The University of Sheffield’s new Energy Centre Transformer Building has an electrifying façade thanks to Proteus

Sheffield University’s new transformer will provide an uninterrupted power supply to research experiments (which rely on strictly controlled environments), and ensure business continuity to the west of campus. The energy centre will have the capacity to supply power and heat to several key university buildings, as well as lower costs.

The Transformer building itself, created by HLM Architects and built by main contractor Vital Energi, is heavily influenced by the mechanical and electrical equipment that it houses. This is one of the reasons why the architects specified Corten steel rainscreen cladding panels and fins from Proteus Facades.

Proteus HR is a modular rainscreen system that offers a smooth façade with recessed joints. The panels have a lightweight aluminium honeycomb core structurally bonded between two thin gauges of metal. The lightweight nature of this rainscreen system minimises weight loadings on the underlying structure, while achieving strength and rigidity.

The panels, installed by Axis Envelope, were fixed onto a unique system of aluminium carriers and ancillary components. Masking the building’s concrete structure and fitted behind the Corten fins are bespoke 3mm Natural Anodised lightweight Proteus SC Mesh panels, allowing airflow into the mechanical equipment. The system forms a double-wall construction that uses an outer layer to keep out the rain and an inner layer to provide thermal insulation.

The solid Corten Proteus HR cladding panels used on the Transformer Building feature in vertical and horizontal sections of the façade, while the fins wrap vertically over the building. They resemble the external make-up of a power-plant transformer and help to create a powerful aesthetic for the new state-of-the-art energy facility.


University energy supply

Buildings such as the Arts Tower, Firth Court and the Dainton building are supplied with heating by the Veolia District Energy Network. Veolia takes unrecyclable residential waste that would have otherwise been sent to landfill and burns it to create energy to heat a network of buildings in Sheffield.
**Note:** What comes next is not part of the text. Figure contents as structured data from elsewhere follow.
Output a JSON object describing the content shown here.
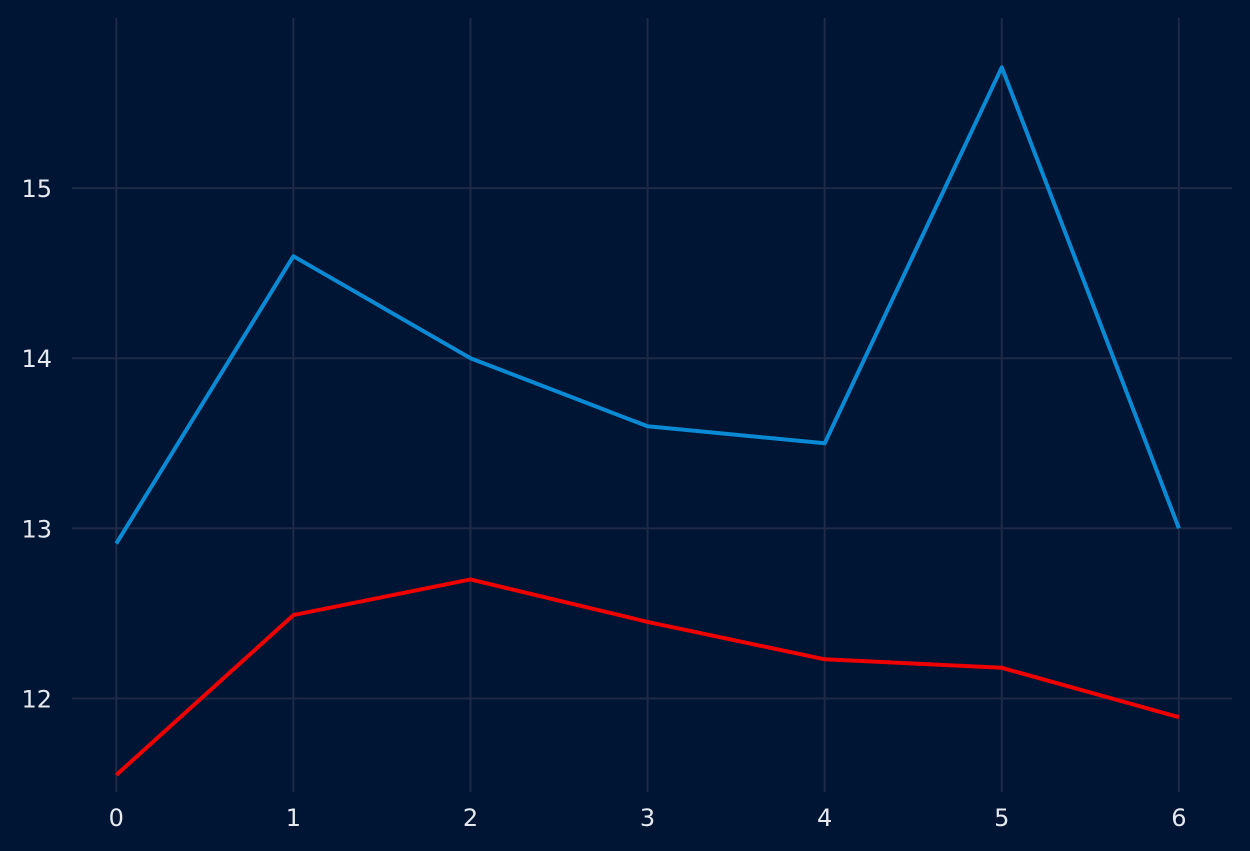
{
  "chart_data": {
    "type": "line",
    "title": "",
    "xlabel": "",
    "ylabel": "",
    "x": [
      0,
      1,
      2,
      3,
      4,
      5,
      6
    ],
    "xlim": [
      -0.25,
      6.3
    ],
    "ylim": [
      11.45,
      16.0
    ],
    "x_ticks": [
      0,
      1,
      2,
      3,
      4,
      5,
      6
    ],
    "y_ticks": [
      12,
      13,
      14,
      15
    ],
    "grid": true,
    "legend": "none",
    "background_color": "#001533",
    "grid_color": "#1e2a47",
    "tick_label_color": "#e6e9ef",
    "series": [
      {
        "color": "#0a8ad4",
        "values": [
          12.91,
          14.6,
          14.0,
          13.6,
          13.5,
          15.71,
          13.0
        ]
      },
      {
        "color": "#ee0000",
        "values": [
          11.55,
          12.49,
          12.7,
          12.45,
          12.23,
          12.18,
          11.89
        ]
      }
    ]
  }
}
While the network is a great low-carbon initiative, it has had faults. When the heating has failed in the past, the university relied on diesel boilers, which are hugely expensive and have a high environmental impact. The new CHP (combined heat and power) system in the Transformer building works through the supply of heat from a gas-driven boiler. The heat drives a gas or steam turbine-powered generator to supply energy, and the remaining heat is then used to warm buildings nearby. Gas is currently the only way to provide the reliable and continuous heating required; however, the university acknowledges this isn’t ideal. It has invested heavily in heat network infrastructure to provide the connectivity needed to be able to plug other heat sources into the network in future.


Proteus Facades’ rainscreen cladding panels utilise a range of materials such as aluminium, copper, bronze, brass, stainless steel, zinc and porcelain ceramic.